2. Key Discipline Controls

Peer review: Peer review involves developers review of each others’ code contributions, including automated testing code and infrastructure configurations.  For higher risk settings this should be system enforced so that new code cannot be deployed until it has been reviewed.

Training in secure coding practices: Training in secure coding practices ensures developers understand common vulnerabilities and incorporate good practices into their development efforts.

Living support documentation: Living support documentation should be ritually updated as part of every development sprint. Some of this documentation may exist within the code itself.

Cross-skilling: Cross-skilling of the team minimises key person reliance. Ideally, all members of the team should be able to write user stories, code, develop automated tests, and write technical documentation etc.

An empowered product owner: An empowered product owner is a key role that should be assigned to an individual with the capacity and capability to make decisions on requirements on behalf of the business. Without this, development teams may struggle to arrive at decisions or prioritise effectively.

Closing Thoughts

We have explored a number of impacts DevOps is having on the control environment.

Previously, formalised change controls, comprehensive test reports and change approval boards governed changes, giving way to automated build tools which test and deploy small changes in a ‘hands-off’ approach.

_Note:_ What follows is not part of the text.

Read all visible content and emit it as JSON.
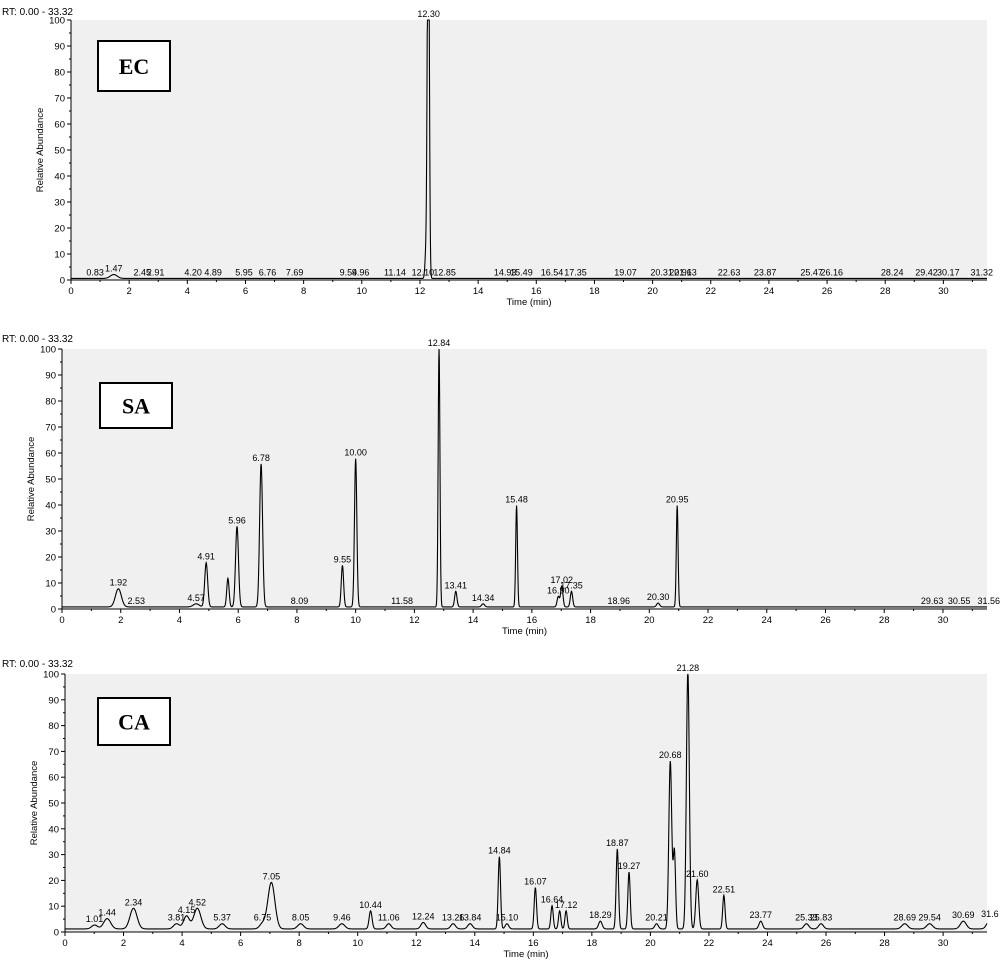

The traditional segregation of duties between people developing changes and deploying them has given way to system enforced peer review of source code.

Rather than relying on penetration testing to identify security defects, developers must be familiar with secure coding practices and build tools should enforce secure code scanning.

Finally, teams leading DevOps transformations need to take care to incorporate these new controls, while risk and audit professionals need to familiarise themselves with these new ways of working.

Then the only thing left is to get everyone reading from the same page.